You’re just missing the fact that you will undoubtedly do overnight shifts as an ED doc. Their pay isn’t great but I completely agree with the benefits of shift work, knowing what I know now. Honestly Hospitalist work looks better all the time. Same concept, depending on the setup, not drastically more work, and my experience is that overnight floor coverage is done by NPs at a lot of facilities. During the travel $ heyday post-covid we had a hospitalist that wouldn’t take a job unless he was paid $300/hr. And he got it.

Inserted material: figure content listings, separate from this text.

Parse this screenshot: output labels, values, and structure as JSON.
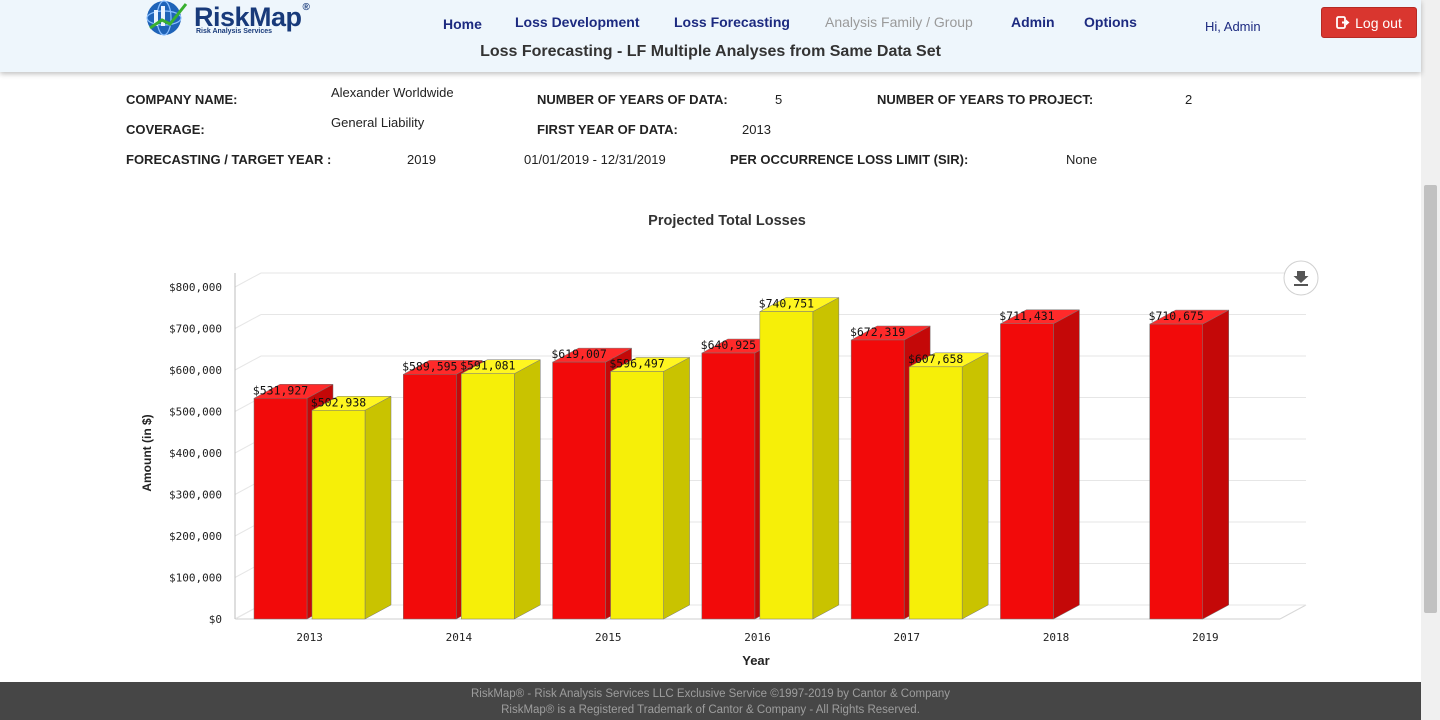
{
  "header": {
    "logo_text": "RiskMap",
    "logo_reg": "®",
    "logo_tagline": "Risk Analysis Services",
    "nav": [
      {
        "label": "Home",
        "active": true
      },
      {
        "label": "Loss Development",
        "active": true
      },
      {
        "label": "Loss Forecasting",
        "active": true
      },
      {
        "label": "Analysis Family / Group",
        "active": false
      },
      {
        "label": "Admin",
        "active": true
      },
      {
        "label": "Options",
        "active": true
      }
    ],
    "greeting": "Hi, Admin",
    "logout_label": "Log out",
    "page_title": "Loss Forecasting - LF Multiple Analyses from Same Data Set"
  },
  "info": {
    "company_label": "COMPANY NAME:",
    "company_value": "Alexander Worldwide",
    "coverage_label": "COVERAGE:",
    "coverage_value": "General Liability",
    "forecast_label": "FORECASTING / TARGET YEAR :",
    "forecast_value": "2019",
    "forecast_range": "01/01/2019 - 12/31/2019",
    "years_data_label": "NUMBER OF YEARS OF DATA:",
    "years_data_value": "5",
    "first_year_label": "FIRST YEAR OF DATA:",
    "first_year_value": "2013",
    "sir_label": "PER OCCURRENCE LOSS LIMIT (SIR):",
    "sir_value": "None",
    "years_project_label": "NUMBER OF YEARS TO PROJECT:",
    "years_project_value": "2"
  },
  "chart_data": {
    "type": "bar",
    "title": "Projected Total Losses",
    "xlabel": "Year",
    "ylabel": "Amount (in $)",
    "categories": [
      "2013",
      "2014",
      "2015",
      "2016",
      "2017",
      "2018",
      "2019"
    ],
    "ylim": [
      0,
      800000
    ],
    "yticks": [
      0,
      100000,
      200000,
      300000,
      400000,
      500000,
      600000,
      700000,
      800000
    ],
    "ytick_labels": [
      "$0",
      "$100,000",
      "$200,000",
      "$300,000",
      "$400,000",
      "$500,000",
      "$600,000",
      "$700,000",
      "$800,000"
    ],
    "grid": true,
    "three_d": true,
    "series": [
      {
        "color": "#f20a0a",
        "side": "#c40808",
        "top": "#ff2a2a",
        "values": [
          531927,
          589595,
          619007,
          640925,
          672319,
          711431,
          710675
        ],
        "labels": [
          "$531,927",
          "$589,595",
          "$619,007",
          "$640,925",
          "$672,319",
          "$711,431",
          "$710,675"
        ]
      },
      {
        "color": "#f6ef08",
        "side": "#c9c300",
        "top": "#fff620",
        "values": [
          502938,
          591081,
          596497,
          740751,
          607658,
          null,
          null
        ],
        "labels": [
          "$502,938",
          "$591,081",
          "$596,497",
          "$740,751",
          "$607,658",
          null,
          null
        ]
      }
    ]
  },
  "chart_menu_icon": "download-icon",
  "footer": {
    "line1": "RiskMap® - Risk Analysis Services LLC Exclusive Service ©1997-2019 by Cantor & Company",
    "line2": "RiskMap® is a Registered Trademark of Cantor & Company - All Rights Reserved."
  }
}
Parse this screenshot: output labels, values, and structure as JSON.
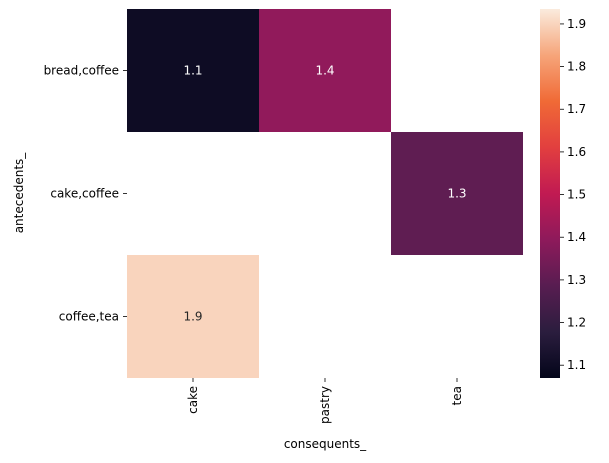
{
  "chart_data": {
    "type": "heatmap",
    "xlabel": "consequents_",
    "ylabel": "antecedents_",
    "x_categories": [
      "cake",
      "pastry",
      "tea"
    ],
    "y_categories": [
      "bread,coffee",
      "cake,coffee",
      "coffee,tea"
    ],
    "values": [
      [
        1.1,
        1.4,
        null
      ],
      [
        null,
        null,
        1.3
      ],
      [
        1.9,
        null,
        null
      ]
    ],
    "annotations": [
      [
        "1.1",
        "1.4",
        ""
      ],
      [
        "",
        "",
        "1.3"
      ],
      [
        "1.9",
        "",
        ""
      ]
    ],
    "colorbar": {
      "colormap": "rocket",
      "range": [
        1.07,
        1.935
      ],
      "ticks": [
        1.1,
        1.2,
        1.3,
        1.4,
        1.5,
        1.6,
        1.7,
        1.8,
        1.9
      ],
      "tick_labels": [
        "1.1",
        "1.2",
        "1.3",
        "1.4",
        "1.5",
        "1.6",
        "1.7",
        "1.8",
        "1.9"
      ]
    },
    "colors": {
      "rocket_stops": [
        "#03051a",
        "#2b1d3e",
        "#581d51",
        "#8e1a5b",
        "#c11a52",
        "#e23f3f",
        "#f06a36",
        "#f6a57a",
        "#faebdd"
      ],
      "annotation_light": "#ffffff",
      "annotation_dark": "#262626"
    }
  }
}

Personally I would have gone into finance. Be a lending agent/loan officer at a bank out of college, move into management, and then executive level at a local credit union. Not a terribly difficult journey, we aren’t talking getting to that level at BOA or Chase. You’d start making $80-100k at 22 and be making closer to $200k with no debt by the time a DPM is getting out of residency.
 
Anesthesia would be fine but the call would suck. General surgeons take general surgeon call. Ortho takes ortho call. Podiatry takes podiatry call. Anesthesia takes all call.

No thanks.

Thats why ER is king of medicine. 100% shift work. At 7pm when your shift is done you walk out that door. No follow up. Just treat and street or admit. Done. Bye. 300-400k job.
Anesthesia has mommy track jobs at ASCs. No calls, no nights, no OR or surgeons, and still make around 350k.

I agree ER is slept on. Their full time is 120 hours a month and they make 2x the base hourly rate as hospitalists at my hospital. They also don’t do as many nights as people think (2-3 a month) and they do it in a stretch so the flip isn’t as bad. Definitely gotta do weekends and holidays though.